Benoit Hopquin a quitté Sucy-en-Brie

Benoit Hopquin a publié dans Le Monde pendant un an toute une série d’articles relatant la vie de tous les jours des Sucyciens (?)
Comme Sucy-en-Brie est une ville de la banlieue parisienne que je connais bien, j’ai pu apprécié en toute connaissance de cause la qualité des articles ainsi publiés; et comme Daniel Schneidermann sur son site arret sur image a pointé ces articles pour en faire une excellente critique (avec tous les liens utiles), je ne résiste pas à la tentation d’en faire ici un copié/collé (merci à tous deux!).

Un journaliste à vélo

Attention, voici l’attaque d’article la moins incitative de toute l’histoire cette chronique matinale: Benoit Hopquin a quitté Sucy-en-Brie.
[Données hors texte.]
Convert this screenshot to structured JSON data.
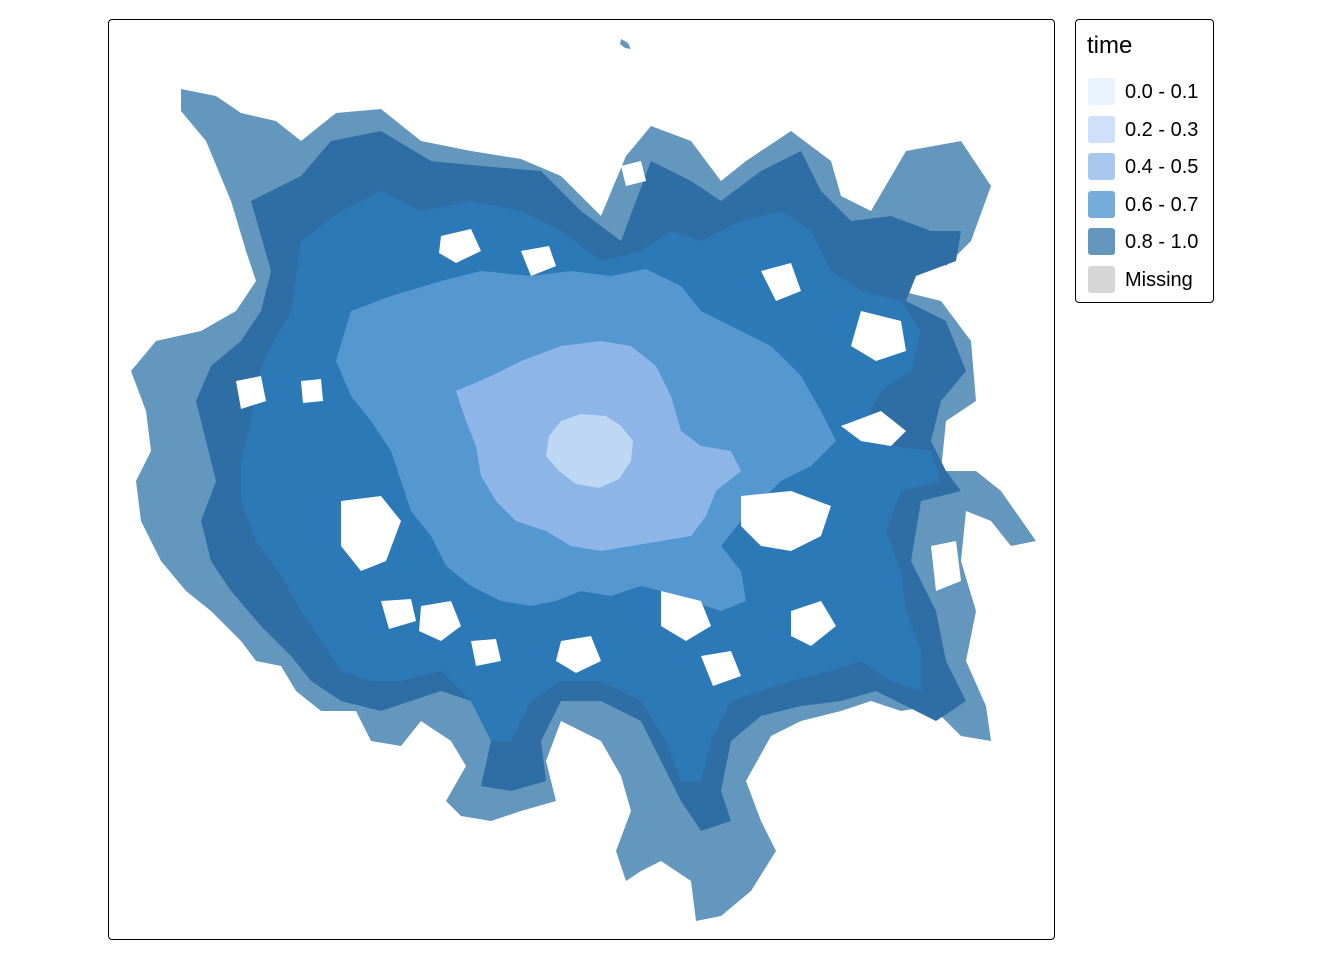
{
  "legend": {
    "title": "time",
    "items": [
      {
        "label": "0.0 - 0.1",
        "color": "#eaf2ff"
      },
      {
        "label": "0.2 - 0.3",
        "color": "#cfe0fa"
      },
      {
        "label": "0.4 - 0.5",
        "color": "#a9c8ee"
      },
      {
        "label": "0.6 - 0.7",
        "color": "#74acdb"
      },
      {
        "label": "0.8 - 1.0",
        "color": "#6497bd"
      },
      {
        "label": "Missing",
        "color": "#d6d6d6"
      }
    ]
  },
  "map": {
    "background": "#ffffff",
    "fill_colors": {
      "center": "#bed8f3",
      "inner": "#8db5e7",
      "mid": "#5597d0",
      "outer": "#2b79b7",
      "fringe": "#2f6ea5",
      "edge": "#6497bd"
    }
  }
}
Qui est Benoit Hopquin ? Un journaliste du Monde. Et que se passait-il à Sucy-en-Brie ? Rien. Qu’allait donc faire un journaliste du Monde dans une petite ville de la grande banlieue parisienne où il ne se passe rien ? Capter ce rien, justement. Tournant le dos aux paroxysmes qui aimantent habituellement micros, stylos et caméras (lesquels n’aiment rien d’autre que le très haut et le tout en bas, salauds suprêmes, victimes pitoyables, exultations stupides, souffrances insupportables, utopies niaises, pessimisme chronique), il a tenté de saisir, dans leurs pavillons et leurs hypermarchés, les introuvables « classes moyennes », la France du ni-ni (ni à plaindre, ni à envier). Et pourquoi part-il ? Sa mission, après un an de reportage sur place, est-elle accomplie ? A-t-il réussi à capturer le rien, à l’enfermer dans sa gibecière ? Même pas. Enfin, pas tout à fait. Il le reconnait d’ailleurs lui-même.
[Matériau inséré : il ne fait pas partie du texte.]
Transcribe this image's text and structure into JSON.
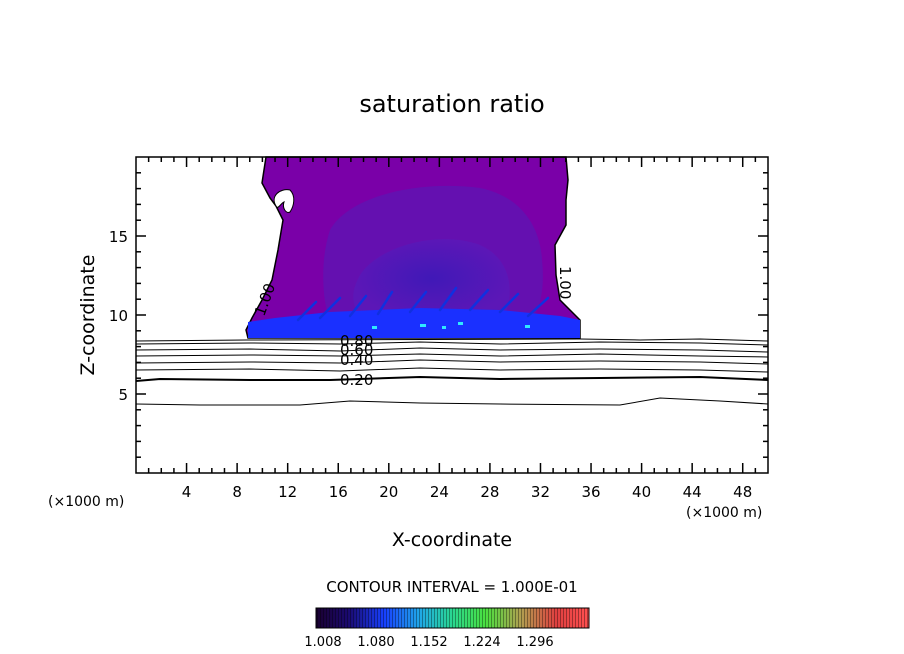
{
  "chart_data": {
    "type": "contour",
    "title": "saturation ratio",
    "xlabel": "X-coordinate",
    "ylabel": "Z-coordinate",
    "x_unit_left": "(×1000 m)",
    "x_unit_right": "(×1000 m)",
    "xlim": [
      0,
      50
    ],
    "ylim": [
      0,
      20
    ],
    "xticks": [
      4,
      8,
      12,
      16,
      20,
      24,
      28,
      32,
      36,
      40,
      44,
      48
    ],
    "yticks": [
      5,
      10,
      15
    ],
    "contour_interval_text": "CONTOUR INTERVAL = 1.000E-01",
    "colorbar_labels": [
      "1.008",
      "1.080",
      "1.152",
      "1.224",
      "1.296"
    ],
    "contour_labels": [
      {
        "text": "1.00",
        "x": 10.2,
        "y": 10.6
      },
      {
        "text": "1.00",
        "x": 33.3,
        "y": 11.5
      },
      {
        "text": "0.80",
        "x": 17.6,
        "y": 8.45
      },
      {
        "text": "0.60",
        "x": 17.6,
        "y": 7.95
      },
      {
        "text": "0.40",
        "x": 17.6,
        "y": 7.35
      },
      {
        "text": "0.20",
        "x": 17.6,
        "y": 5.95
      }
    ],
    "colors": {
      "cloud_outer": "#7a00a8",
      "cloud_inner": "#5a14b8",
      "cloud_core": "#3a1ab0",
      "cloud_base": "#1830ff"
    }
  }
}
Le reporter est trop modeste. En un an, il aura tout de même capturé des bribes, des éclats de réalité. L’enfer des transports, par exemple, auquel il a consacré moult notes, et encore une bonne partie de son testament d’aujourd’hui. « Je savais le sujet important au quotidien dans cette Grande couronne, ce bout de la ligne. Je ne me doutais pas qu’il recelait parfois de la souffrance (…) Comment ne pas se sentir un peu stupide, quand on est debout, entassé dans un RER bloqué au milieu d’un tunnel, accroché à une barre, sans savoir pour combien de temps ? (…) Deux, trois, voire quatre heures de « voyage » domicile-travail-domicile est une usure physique et morale. Dans le débat politique sur la productivité française, on ne peut (…) oublier cette partie de la France qui part de la maison avant sept heures et n’y revient qu’après 19 heures, en ne faisant officiellement que trente-cinq heures par semaine ».
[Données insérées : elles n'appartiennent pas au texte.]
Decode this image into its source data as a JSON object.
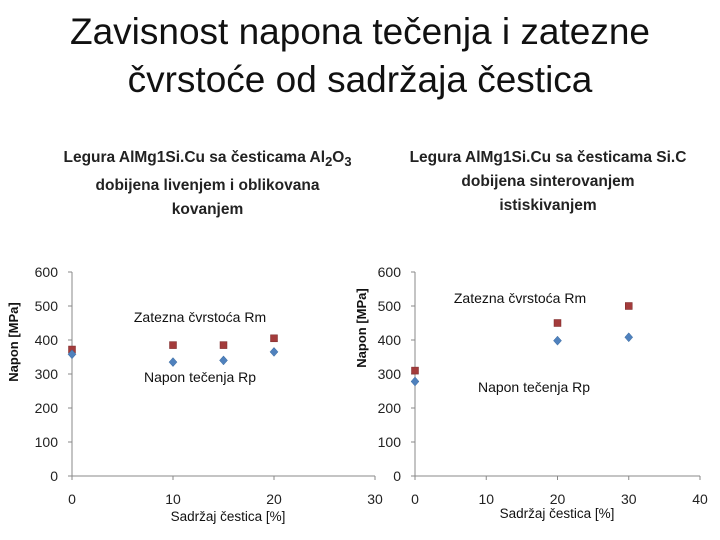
{
  "title": {
    "line1": "Zavisnost napona tečenja i zatezne",
    "line2": "čvrstoće od sadržaja čestica"
  },
  "panel_titles": {
    "left": {
      "line1_pre": "Legura AlMg1Si.Cu sa česticama Al",
      "line1_sub1": "2",
      "line1_mid": "O",
      "line1_sub2": "3",
      "line2": "dobijena livenjem i oblikovana",
      "line3": "kovanjem"
    },
    "right": {
      "line1": "Legura AlMg1Si.Cu sa česticama Si.C",
      "line2": "dobijena sinterovanjem",
      "line3": "istiskivanjem"
    }
  },
  "colors": {
    "rm": "#a33b3b",
    "rp": "#4f81bd",
    "axis": "#888888"
  },
  "chart_data": [
    {
      "type": "scatter",
      "xlabel": "Sadržaj čestica [%]",
      "ylabel": "Napon [MPa]",
      "xlim": [
        0,
        30
      ],
      "ylim": [
        0,
        600
      ],
      "xticks": [
        "0",
        "10",
        "20",
        "30"
      ],
      "yticks": [
        "0",
        "100",
        "200",
        "300",
        "400",
        "500",
        "600"
      ],
      "annotations": {
        "rm": "Zatezna čvrstoća Rm",
        "rp": "Napon tečenja Rp"
      },
      "series": [
        {
          "name": "Zatezna čvrstoća Rm",
          "marker": "square",
          "x": [
            0,
            10,
            15,
            20
          ],
          "y": [
            372,
            385,
            385,
            405
          ]
        },
        {
          "name": "Napon tečenja Rp",
          "marker": "diamond",
          "x": [
            0,
            10,
            15,
            20
          ],
          "y": [
            358,
            335,
            340,
            365
          ]
        }
      ]
    },
    {
      "type": "scatter",
      "xlabel": "Sadržaj čestica [%]",
      "ylabel": "Napon [MPa]",
      "xlim": [
        0,
        40
      ],
      "ylim": [
        0,
        600
      ],
      "xticks": [
        "0",
        "10",
        "20",
        "30",
        "40"
      ],
      "yticks": [
        "0",
        "100",
        "200",
        "300",
        "400",
        "500",
        "600"
      ],
      "annotations": {
        "rm": "Zatezna čvrstoća Rm",
        "rp": "Napon tečenja Rp"
      },
      "series": [
        {
          "name": "Zatezna čvrstoća Rm",
          "marker": "square",
          "x": [
            0,
            20,
            30
          ],
          "y": [
            310,
            450,
            500
          ]
        },
        {
          "name": "Napon tečenja Rp",
          "marker": "diamond",
          "x": [
            0,
            20,
            30
          ],
          "y": [
            278,
            398,
            408
          ]
        }
      ]
    }
  ]
}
L’expérience Hopquin, dont le plus étonnant est finalement qu’elle soit si rare, rappelle une chose. Un article, ce n’est pas seulement la résultante de la subjectivité d’un journaliste et des conditions économiques de la production de son média. Un article résulte aussi de ce que mange, boit, son auteur. Et de la manière dont il se transporte. On n’écrit pas la même chose, selon que l’on se déplace en métro aux heures creuses, en voiture, en TGV, en RER, en bus de presse, en wagon spécial affrété par les communicants, ou bien à pied ou à vélo. Plutôt que de s’abimer la vue, de tout en haut, sur des statistiques obscures, des discours de coton, et des fourmis indéchiffrables, peut-être peut-on, de temps en temps, à hauteur de piéton ou de cycliste, (comme ici, ou , par exemple) tenter de redécouvrir quelques certitudes de la terre ferme.